Pimozid besitzt mit durchschnittlich 55 Stunden eine fast dreifach so lange Halbwertszeit wie das chemisch verwandte Butyrophenonneuroleptikum Haloperidol (HALDOL u.a.). Individuell kann die Pimozid-Halbwertszeit sogar 150 Stunden betragen. Wird die Pimozid-Dosis zu rasch gesteigert, reichert sich das Neuroleptikum im Gewebe an. Das CSM empfiehlt deshalb eine Initialdosierung von 2-4 mg täglich, in akuten Situationen maximal 10 mg. Dosissteigerungen von 2-4 mg sollten in Intervallen von mindestens einer Woche vorgenommen werden. Die Tagesmaximaldosis darf 20 mg nicht überschreiten.

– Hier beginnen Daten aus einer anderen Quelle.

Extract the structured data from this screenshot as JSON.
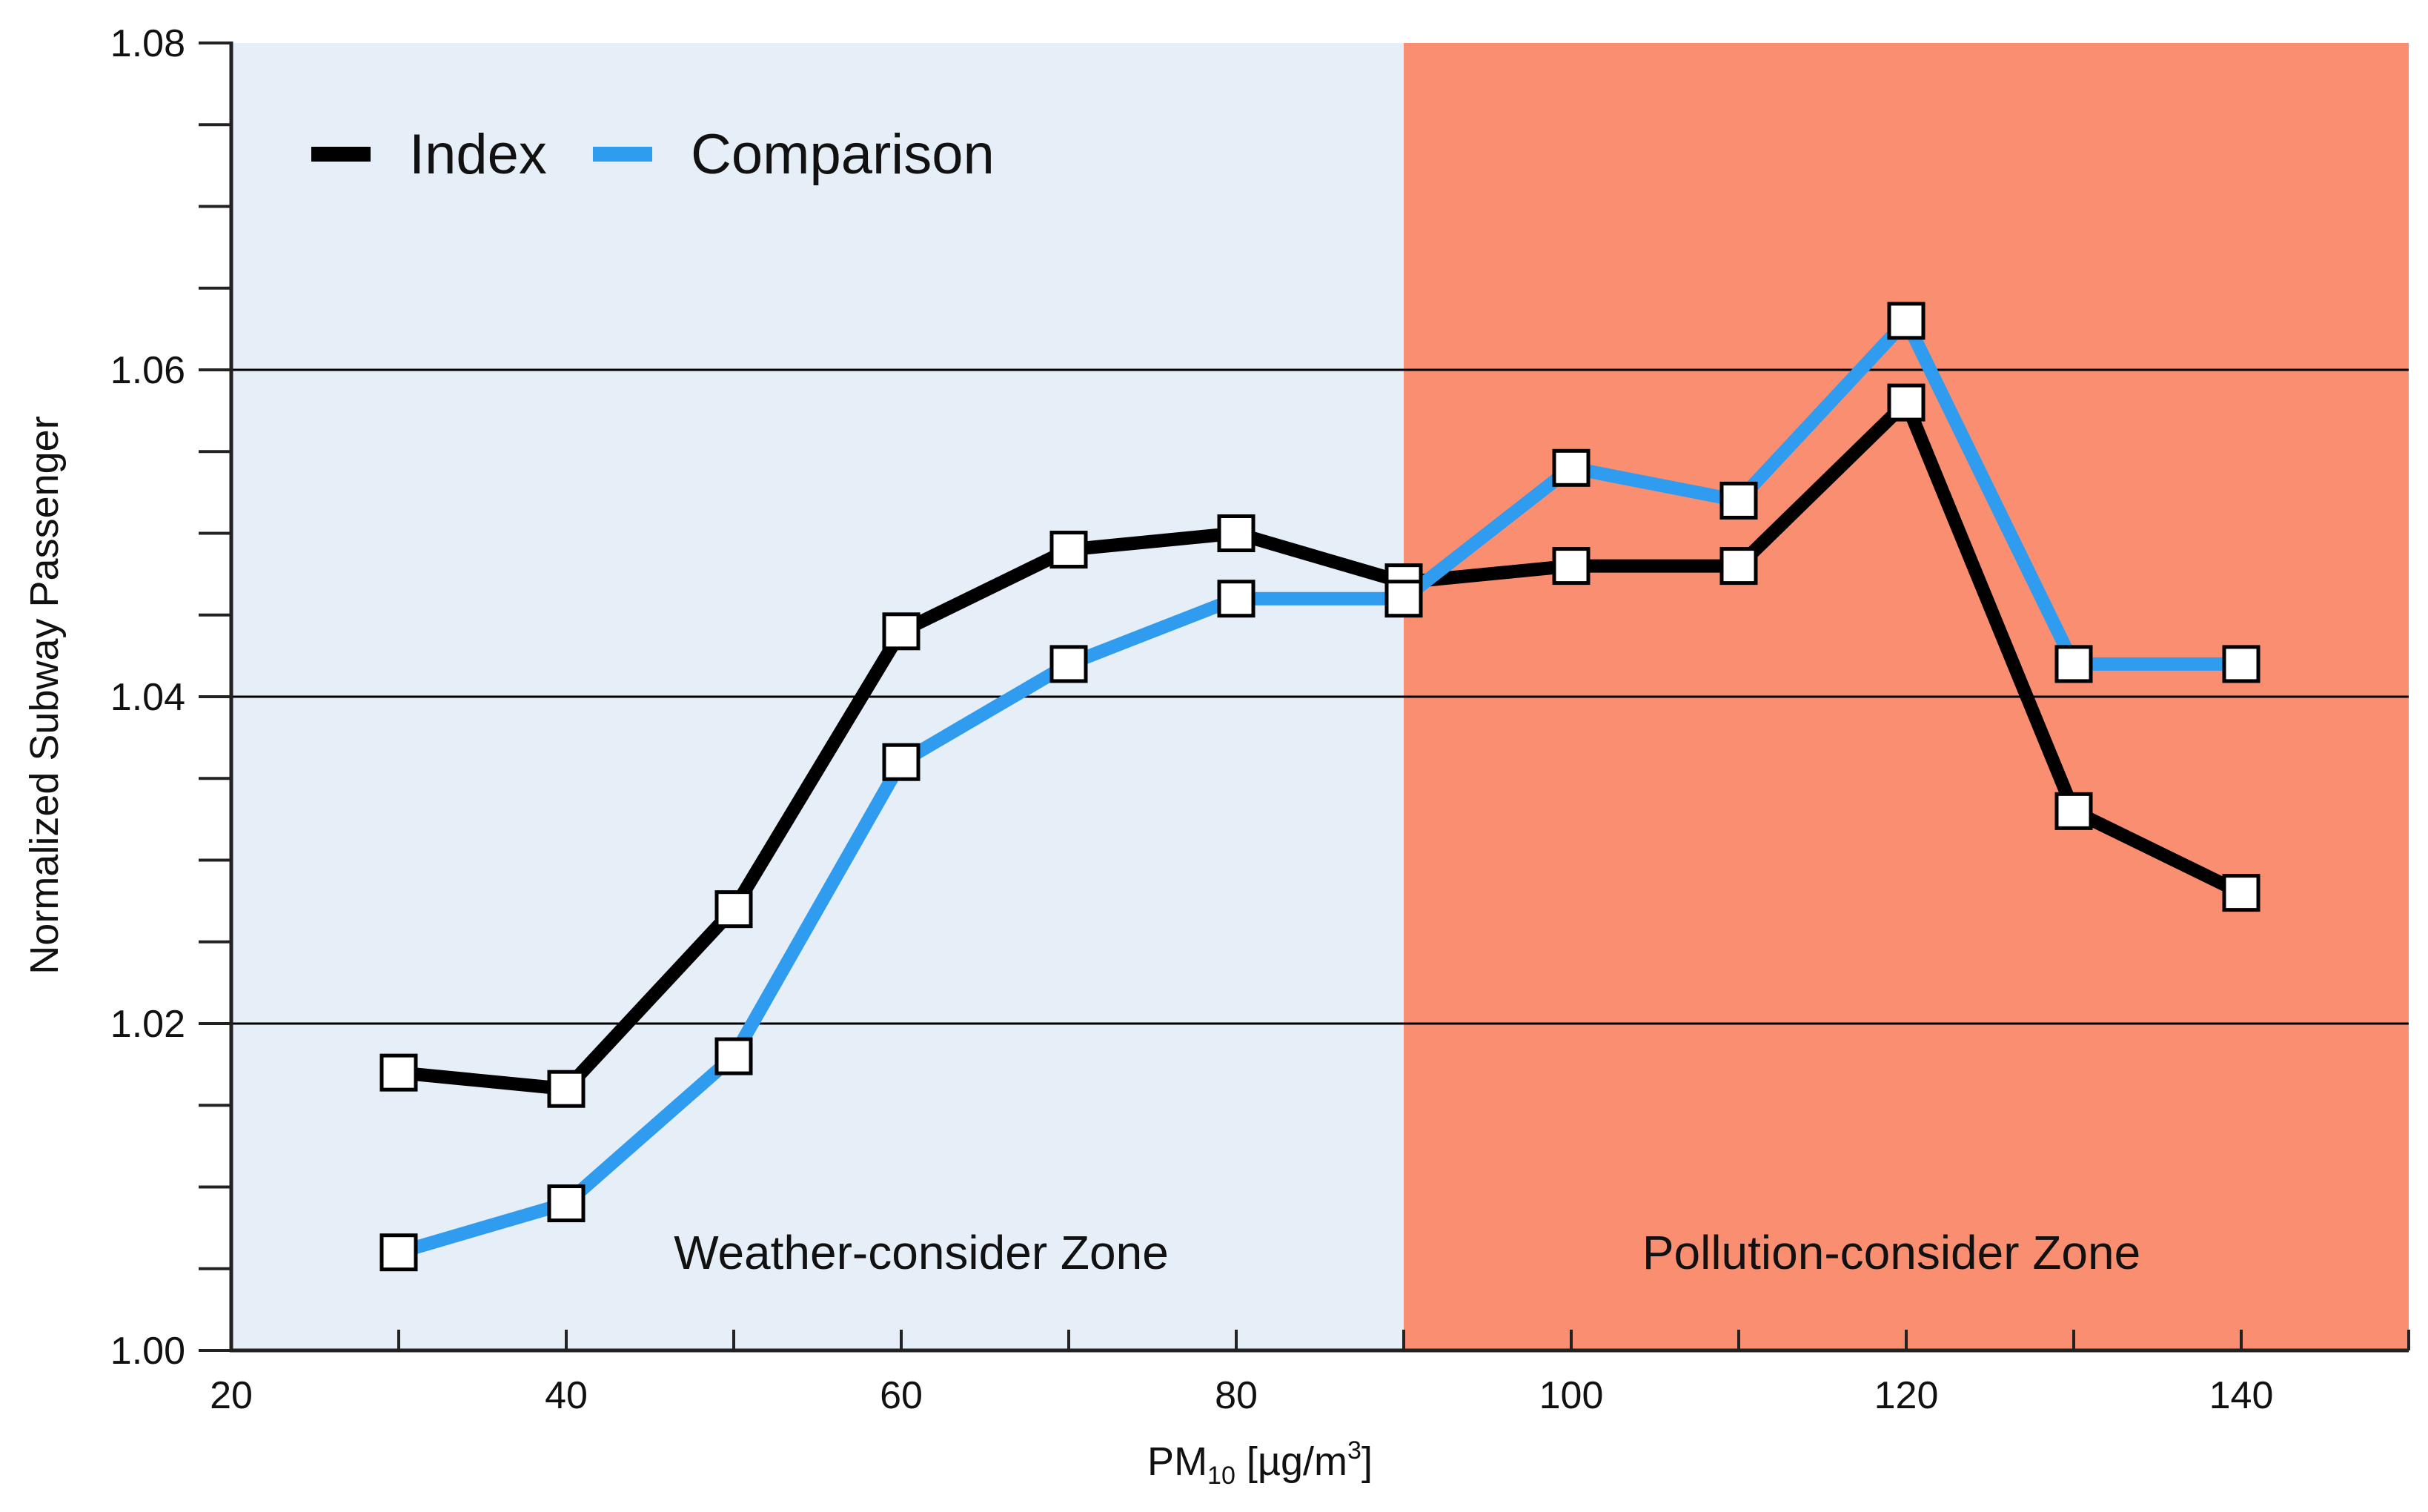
{
  "chart_data": {
    "type": "line",
    "title": "",
    "xlabel": "PM10 [µg/m3]",
    "xlabel_parts": {
      "base": "PM",
      "sub": "10",
      "unit_open": " [µg/m",
      "sup": "3",
      "unit_close": "]"
    },
    "ylabel": "Normalized Subway Passenger",
    "xlim": [
      20,
      150
    ],
    "ylim": [
      1.0,
      1.08
    ],
    "x_ticks": [
      20,
      40,
      60,
      80,
      100,
      120,
      140
    ],
    "x_tick_labels": [
      "20",
      "40",
      "60",
      "80",
      "100",
      "120",
      "140"
    ],
    "y_ticks": [
      1.0,
      1.02,
      1.04,
      1.06,
      1.08
    ],
    "y_tick_labels": [
      "1.00",
      "1.02",
      "1.04",
      "1.06",
      "1.08"
    ],
    "y_minor_step": 0.005,
    "grid": "horizontal at major y ticks",
    "legend_position": "top-left",
    "zones": [
      {
        "label": "Weather-consider Zone",
        "x_from": 20,
        "x_to": 90,
        "color": "#e6eef8"
      },
      {
        "label": "Pollution-consider Zone",
        "x_from": 90,
        "x_to": 150,
        "color": "#f98f70"
      }
    ],
    "x": [
      30,
      40,
      50,
      60,
      70,
      80,
      90,
      100,
      110,
      120,
      130,
      140
    ],
    "series": [
      {
        "name": "Index",
        "color": "#000000",
        "values": [
          1.017,
          1.016,
          1.027,
          1.044,
          1.049,
          1.05,
          1.047,
          1.048,
          1.048,
          1.058,
          1.033,
          1.028
        ]
      },
      {
        "name": "Comparison",
        "color": "#2f9cf0",
        "values": [
          1.006,
          1.009,
          1.018,
          1.036,
          1.042,
          1.046,
          1.046,
          1.054,
          1.052,
          1.063,
          1.042,
          1.042
        ]
      }
    ]
  }
}
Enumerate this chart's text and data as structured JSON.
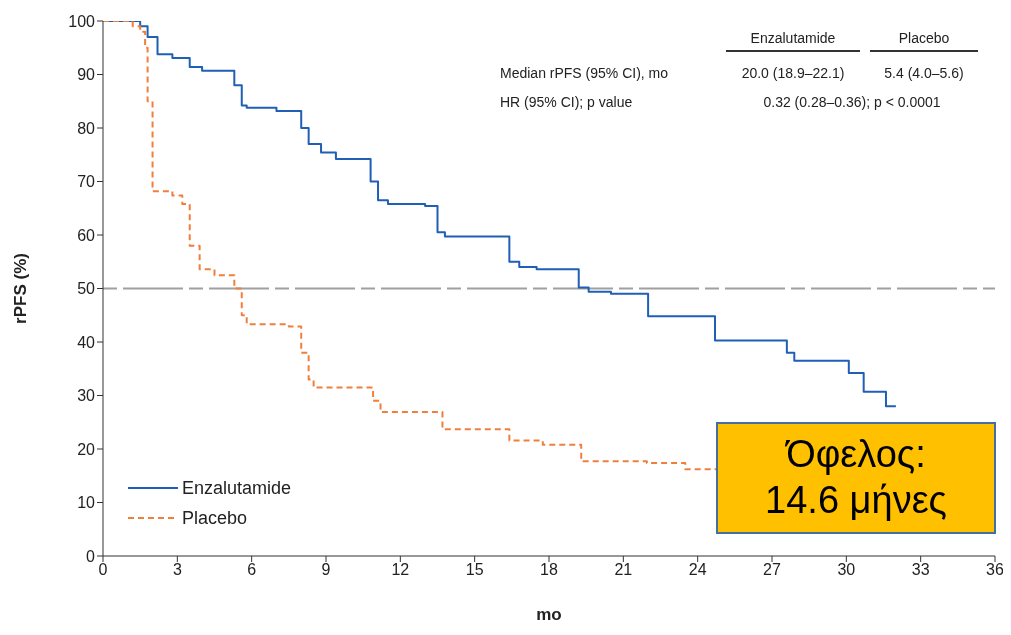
{
  "chart_data": {
    "type": "step",
    "xlabel": "mo",
    "ylabel": "rPFS (%)",
    "xlim": [
      0,
      36
    ],
    "xticks": [
      0,
      3,
      6,
      9,
      12,
      15,
      18,
      21,
      24,
      27,
      30,
      33,
      36
    ],
    "ylim": [
      0,
      100
    ],
    "yticks": [
      0,
      10,
      20,
      30,
      40,
      50,
      60,
      70,
      80,
      90,
      100
    ],
    "grid": false,
    "legend": "bottom left",
    "marker": "none",
    "series": [
      {
        "name": "Enzalutamide",
        "color": "#1f5fb5",
        "line_style": "solid",
        "x": [
          0,
          1.5,
          1.8,
          2.2,
          2.8,
          3.5,
          4.0,
          5.3,
          5.6,
          5.8,
          7.0,
          8.0,
          8.3,
          8.8,
          9.4,
          10.8,
          11.1,
          11.5,
          13.0,
          13.5,
          13.8,
          16.4,
          16.8,
          17.5,
          19.2,
          19.6,
          20.5,
          22.0,
          24.7,
          27.6,
          27.9,
          30.1,
          30.7,
          31.6,
          32.0
        ],
        "values": [
          100,
          99,
          97,
          93.8,
          93.1,
          91.4,
          90.7,
          88,
          84.2,
          83.8,
          83.2,
          80,
          77,
          75.4,
          74.2,
          70,
          66.5,
          65.8,
          65.4,
          60.5,
          59.7,
          55,
          54,
          53.6,
          50.2,
          49.4,
          49,
          44.8,
          40.3,
          38,
          36.5,
          34.2,
          30.7,
          28,
          28
        ]
      },
      {
        "name": "Placebo",
        "color": "#f07f3c",
        "line_style": "dashed",
        "x": [
          0,
          1.2,
          1.5,
          1.7,
          1.8,
          2.0,
          2.8,
          3.2,
          3.5,
          3.9,
          4.5,
          5.3,
          5.6,
          5.8,
          7.5,
          8.0,
          8.3,
          8.5,
          10.9,
          11.2,
          13.7,
          16.4,
          17.75,
          19.3,
          21.95,
          23.5,
          24.8
        ],
        "values": [
          100,
          99,
          98,
          95,
          85,
          68.2,
          67.4,
          65.8,
          58,
          53.6,
          52.5,
          50,
          45,
          43.3,
          42.9,
          38,
          33,
          31.5,
          29,
          26.9,
          23.7,
          21.6,
          20.8,
          17.7,
          17.4,
          16.2,
          16.2
        ]
      }
    ],
    "ref_lines": [
      {
        "axis": "y",
        "value": 50,
        "color": "#a0a0a0",
        "line_style": "dashed"
      }
    ],
    "annotations": [
      "Enzalutamide",
      "Placebo",
      "Median rPFS (95% CI), mo",
      "20.0 (18.9–22.1)",
      "5.4 (4.0–5.6)",
      "HR (95% CI); p value",
      "0.32 (0.28–0.36); p < 0.0001",
      "Όφελος: 14.6 μήνες"
    ]
  }
}
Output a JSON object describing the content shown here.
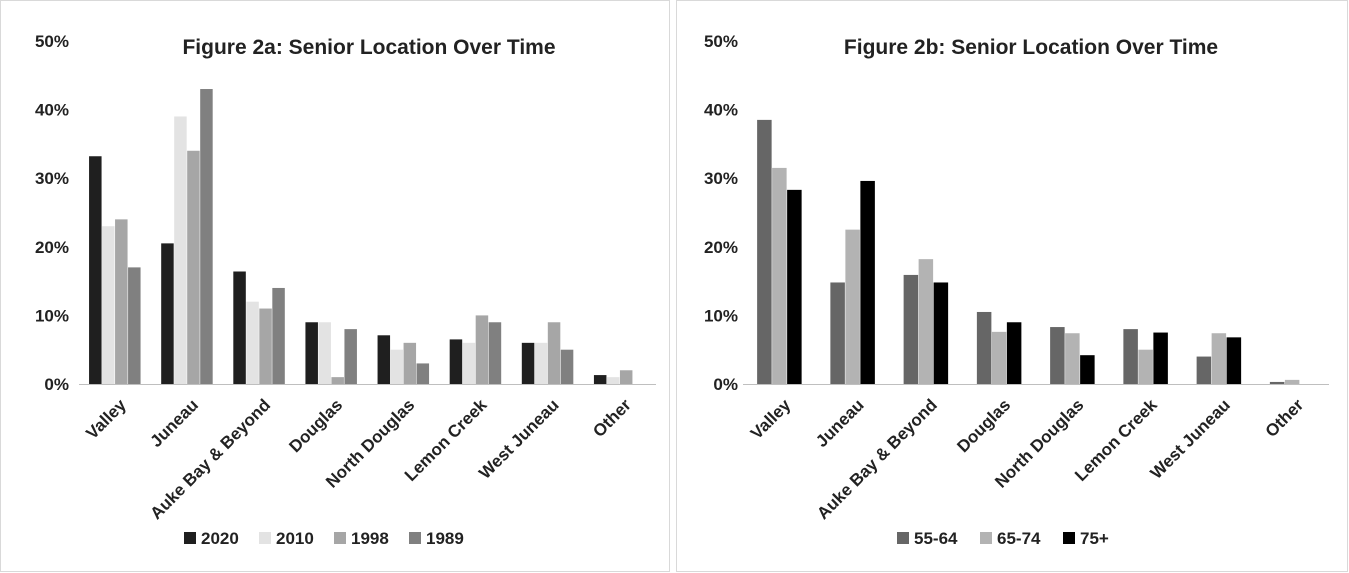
{
  "chart_data": [
    {
      "type": "bar",
      "title": "Figure 2a: Senior Location Over Time",
      "xlabel": "",
      "ylabel": "",
      "ylim": [
        0,
        50
      ],
      "yticks": [
        "0%",
        "10%",
        "20%",
        "30%",
        "40%",
        "50%"
      ],
      "grid": false,
      "legend_position": "bottom",
      "categories": [
        "Valley",
        "Juneau",
        "Auke Bay & Beyond",
        "Douglas",
        "North Douglas",
        "Lemon Creek",
        "West Juneau",
        "Other"
      ],
      "series": [
        {
          "name": "2020",
          "color": "#1f1f1f",
          "values": [
            33.2,
            20.5,
            16.4,
            9.0,
            7.1,
            6.5,
            6.0,
            1.3
          ]
        },
        {
          "name": "2010",
          "color": "#e3e3e3",
          "values": [
            23,
            39,
            12,
            9,
            5,
            6,
            6,
            1
          ]
        },
        {
          "name": "1998",
          "color": "#a6a6a6",
          "values": [
            24,
            34,
            11,
            1,
            6,
            10,
            9,
            2
          ]
        },
        {
          "name": "1989",
          "color": "#808080",
          "values": [
            17,
            43,
            14,
            8,
            3,
            9,
            5,
            0
          ]
        }
      ]
    },
    {
      "type": "bar",
      "title": "Figure 2b: Senior Location Over Time",
      "xlabel": "",
      "ylabel": "",
      "ylim": [
        0,
        50
      ],
      "yticks": [
        "0%",
        "10%",
        "20%",
        "30%",
        "40%",
        "50%"
      ],
      "grid": false,
      "legend_position": "bottom",
      "categories": [
        "Valley",
        "Juneau",
        "Auke Bay & Beyond",
        "Douglas",
        "North Douglas",
        "Lemon Creek",
        "West Juneau",
        "Other"
      ],
      "series": [
        {
          "name": "55-64",
          "color": "#666666",
          "values": [
            38.5,
            14.8,
            15.9,
            10.5,
            8.3,
            8.0,
            4.0,
            0.3
          ]
        },
        {
          "name": "65-74",
          "color": "#b3b3b3",
          "values": [
            31.5,
            22.5,
            18.2,
            7.6,
            7.4,
            5.0,
            7.4,
            0.6
          ]
        },
        {
          "name": "75+",
          "color": "#000000",
          "values": [
            28.3,
            29.6,
            14.8,
            9.0,
            4.2,
            7.5,
            6.8,
            0
          ]
        }
      ]
    }
  ]
}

Vor Beginn der Therapie ist ein EKG anzufertigen. Regelmäßige Kontrollen des Herzrhythmus mittels EKG sind erforderlich, wenn die Tagesdosis 16 mg Pimozid übersteigt. Sobald Erregungsausbreitungsstörungen wie Repolarisationsstörungen oder Arrhythmien auftreten, soll die Indikationsstellung überprüft und eine Dosisverminderung sowie engmaschige Überwachung eingeleitet werden. In Ausgabe 10 (1989), 91 führten wir Pimozid unter den Arzneimitteln mit tumorigenem Potential auf.